The four men tell their story to the local coroner. He takes the easy route and doesn’t make the story public, and Tudor’s altar eventually goes to a museum.

It’s an ok story, skillful in its telling, but it has a couple of weak points. The title undercuts the suspense. We know, even before we get his name, Asmodeus is no good. The only question is if he is somehow controlling Tudor which, it turns out, he isn’t. Second, the dream and sudden intuition the narrator shows at the climax are a bit hard to swallow. Still, the idea of a clergyman returning from Hell with a demonic goat is interesting.

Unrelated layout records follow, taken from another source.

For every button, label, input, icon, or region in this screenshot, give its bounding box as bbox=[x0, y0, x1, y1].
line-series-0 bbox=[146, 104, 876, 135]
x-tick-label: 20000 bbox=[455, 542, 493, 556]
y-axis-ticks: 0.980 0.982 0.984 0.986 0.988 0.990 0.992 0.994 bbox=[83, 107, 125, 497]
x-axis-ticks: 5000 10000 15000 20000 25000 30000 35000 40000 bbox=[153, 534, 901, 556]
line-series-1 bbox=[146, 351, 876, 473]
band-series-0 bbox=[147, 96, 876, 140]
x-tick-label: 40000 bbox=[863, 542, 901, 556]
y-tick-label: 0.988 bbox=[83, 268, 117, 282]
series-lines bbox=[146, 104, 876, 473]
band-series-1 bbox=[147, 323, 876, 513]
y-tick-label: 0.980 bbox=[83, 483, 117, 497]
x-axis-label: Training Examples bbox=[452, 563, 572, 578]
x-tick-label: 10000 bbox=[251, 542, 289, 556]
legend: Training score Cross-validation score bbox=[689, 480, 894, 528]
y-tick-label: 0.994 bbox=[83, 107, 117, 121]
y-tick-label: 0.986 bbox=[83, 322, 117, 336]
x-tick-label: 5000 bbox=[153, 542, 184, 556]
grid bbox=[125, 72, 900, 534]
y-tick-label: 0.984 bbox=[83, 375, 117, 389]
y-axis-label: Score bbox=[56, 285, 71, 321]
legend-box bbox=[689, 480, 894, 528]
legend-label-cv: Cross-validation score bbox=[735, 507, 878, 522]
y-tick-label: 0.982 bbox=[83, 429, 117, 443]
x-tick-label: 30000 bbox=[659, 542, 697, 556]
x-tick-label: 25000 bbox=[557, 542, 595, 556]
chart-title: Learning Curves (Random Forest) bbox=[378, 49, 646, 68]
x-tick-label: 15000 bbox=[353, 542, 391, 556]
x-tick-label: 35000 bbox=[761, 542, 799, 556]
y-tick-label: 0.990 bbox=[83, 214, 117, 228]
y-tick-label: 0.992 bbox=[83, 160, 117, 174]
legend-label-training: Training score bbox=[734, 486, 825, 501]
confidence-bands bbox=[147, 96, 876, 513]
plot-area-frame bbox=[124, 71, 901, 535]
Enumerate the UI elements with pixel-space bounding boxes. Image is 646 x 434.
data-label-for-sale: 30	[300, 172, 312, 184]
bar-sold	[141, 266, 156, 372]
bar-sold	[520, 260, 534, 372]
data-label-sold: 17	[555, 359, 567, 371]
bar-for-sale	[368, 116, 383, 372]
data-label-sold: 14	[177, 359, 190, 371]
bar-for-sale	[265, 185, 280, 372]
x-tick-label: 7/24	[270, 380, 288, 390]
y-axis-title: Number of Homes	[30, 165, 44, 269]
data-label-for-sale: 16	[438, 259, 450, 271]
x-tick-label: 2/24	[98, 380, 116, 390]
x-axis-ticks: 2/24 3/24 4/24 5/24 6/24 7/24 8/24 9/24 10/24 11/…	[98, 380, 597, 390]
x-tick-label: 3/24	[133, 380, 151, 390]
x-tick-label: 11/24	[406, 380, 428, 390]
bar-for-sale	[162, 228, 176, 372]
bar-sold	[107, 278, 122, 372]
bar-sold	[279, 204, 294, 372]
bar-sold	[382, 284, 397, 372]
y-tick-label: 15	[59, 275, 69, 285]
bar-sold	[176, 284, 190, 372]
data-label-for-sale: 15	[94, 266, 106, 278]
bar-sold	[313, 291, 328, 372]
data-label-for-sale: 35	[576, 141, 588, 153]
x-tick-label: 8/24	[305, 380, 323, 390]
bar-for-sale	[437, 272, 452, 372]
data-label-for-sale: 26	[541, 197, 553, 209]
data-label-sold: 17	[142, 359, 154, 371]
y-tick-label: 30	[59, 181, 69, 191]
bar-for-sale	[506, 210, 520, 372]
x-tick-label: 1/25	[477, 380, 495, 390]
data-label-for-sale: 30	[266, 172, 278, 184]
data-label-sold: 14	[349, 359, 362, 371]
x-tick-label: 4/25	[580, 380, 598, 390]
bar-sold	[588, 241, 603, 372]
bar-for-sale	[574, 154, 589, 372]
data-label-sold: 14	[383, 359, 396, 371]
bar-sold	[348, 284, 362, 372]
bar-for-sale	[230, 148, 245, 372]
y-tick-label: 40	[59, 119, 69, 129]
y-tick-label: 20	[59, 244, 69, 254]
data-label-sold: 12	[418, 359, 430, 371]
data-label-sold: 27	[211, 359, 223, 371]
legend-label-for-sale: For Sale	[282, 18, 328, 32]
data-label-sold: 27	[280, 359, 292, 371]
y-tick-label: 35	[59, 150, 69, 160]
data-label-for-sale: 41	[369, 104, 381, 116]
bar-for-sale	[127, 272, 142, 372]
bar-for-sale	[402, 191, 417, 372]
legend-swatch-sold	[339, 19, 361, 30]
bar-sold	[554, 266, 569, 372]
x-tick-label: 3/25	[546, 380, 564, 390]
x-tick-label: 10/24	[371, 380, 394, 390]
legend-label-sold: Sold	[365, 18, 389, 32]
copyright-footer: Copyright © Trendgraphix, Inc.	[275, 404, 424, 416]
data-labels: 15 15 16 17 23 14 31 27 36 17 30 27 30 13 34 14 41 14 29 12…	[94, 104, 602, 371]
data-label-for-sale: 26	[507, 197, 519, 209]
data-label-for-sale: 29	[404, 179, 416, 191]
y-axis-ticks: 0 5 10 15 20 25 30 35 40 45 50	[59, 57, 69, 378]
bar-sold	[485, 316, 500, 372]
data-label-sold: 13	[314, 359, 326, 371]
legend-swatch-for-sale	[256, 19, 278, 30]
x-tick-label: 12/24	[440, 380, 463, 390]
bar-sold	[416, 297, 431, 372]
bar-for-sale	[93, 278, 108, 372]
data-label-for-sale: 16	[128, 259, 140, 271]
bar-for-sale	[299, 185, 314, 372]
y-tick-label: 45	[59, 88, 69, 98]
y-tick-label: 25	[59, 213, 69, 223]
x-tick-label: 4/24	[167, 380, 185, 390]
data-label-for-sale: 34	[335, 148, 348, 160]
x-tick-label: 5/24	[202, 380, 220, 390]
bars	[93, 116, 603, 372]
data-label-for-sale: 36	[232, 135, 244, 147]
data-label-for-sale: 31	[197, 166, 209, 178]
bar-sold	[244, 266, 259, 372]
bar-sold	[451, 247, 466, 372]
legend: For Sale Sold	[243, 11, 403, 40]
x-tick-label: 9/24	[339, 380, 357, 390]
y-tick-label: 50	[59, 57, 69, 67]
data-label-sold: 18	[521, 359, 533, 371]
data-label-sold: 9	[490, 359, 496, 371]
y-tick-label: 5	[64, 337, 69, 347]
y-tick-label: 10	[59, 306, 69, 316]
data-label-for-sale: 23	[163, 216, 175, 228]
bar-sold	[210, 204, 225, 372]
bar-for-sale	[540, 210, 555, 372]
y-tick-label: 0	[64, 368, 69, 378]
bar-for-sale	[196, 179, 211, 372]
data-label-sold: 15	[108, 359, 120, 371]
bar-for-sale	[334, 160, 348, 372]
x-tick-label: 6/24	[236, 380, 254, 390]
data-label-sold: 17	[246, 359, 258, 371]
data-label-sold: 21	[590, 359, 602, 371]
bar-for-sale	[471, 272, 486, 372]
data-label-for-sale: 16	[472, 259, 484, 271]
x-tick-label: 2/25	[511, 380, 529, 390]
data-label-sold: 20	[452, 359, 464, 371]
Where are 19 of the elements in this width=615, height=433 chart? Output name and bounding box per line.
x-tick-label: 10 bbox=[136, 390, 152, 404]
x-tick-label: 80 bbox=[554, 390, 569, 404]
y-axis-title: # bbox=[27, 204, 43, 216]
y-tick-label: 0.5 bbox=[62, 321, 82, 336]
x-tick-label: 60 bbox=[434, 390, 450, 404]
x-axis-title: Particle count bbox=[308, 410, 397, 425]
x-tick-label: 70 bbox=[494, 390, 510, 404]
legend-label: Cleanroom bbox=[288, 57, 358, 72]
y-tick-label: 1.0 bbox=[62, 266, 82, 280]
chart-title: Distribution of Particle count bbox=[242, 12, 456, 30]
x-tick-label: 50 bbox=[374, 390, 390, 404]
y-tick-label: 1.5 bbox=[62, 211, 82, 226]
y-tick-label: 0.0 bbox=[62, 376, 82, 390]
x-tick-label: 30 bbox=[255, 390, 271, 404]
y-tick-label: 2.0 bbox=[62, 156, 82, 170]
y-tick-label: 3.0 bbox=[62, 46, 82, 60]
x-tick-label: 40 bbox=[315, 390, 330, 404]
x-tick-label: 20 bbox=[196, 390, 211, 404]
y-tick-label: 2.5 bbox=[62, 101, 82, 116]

2 thoughts on ““The Demoniac Goat”

  1. EG August 22, 2020 / 4:25 pm

    Maybe I have a dubious taste, but it’s hard for me not to find an evocative title like “Demoniac Goat” appealing. However, I think “Asmodeus” would also have been a good title.

    I’ve also just read the article about Dare’s peculiar habit of stealing books and other things and so easily getting caught. As the article says, he was certainly no criminal mastermind. And since he was a rather strange person, it’s only natural that his defence attorney came up with a strange defence at one of his trials:

    “The defence argued that Dare’s illness had brought about hysteria, which had caused a ‘dissociation of personality.’ “

    • marzaat August 22, 2020 / 5:18 pm

      It is a good title. It’s just that, like some other titles, telegraphs things a bit too much — unless you’re going to structure the story to mention the demoniac goat right up front.

      Yes, Dare sounds like quite a character. I am kind of curious about his book though.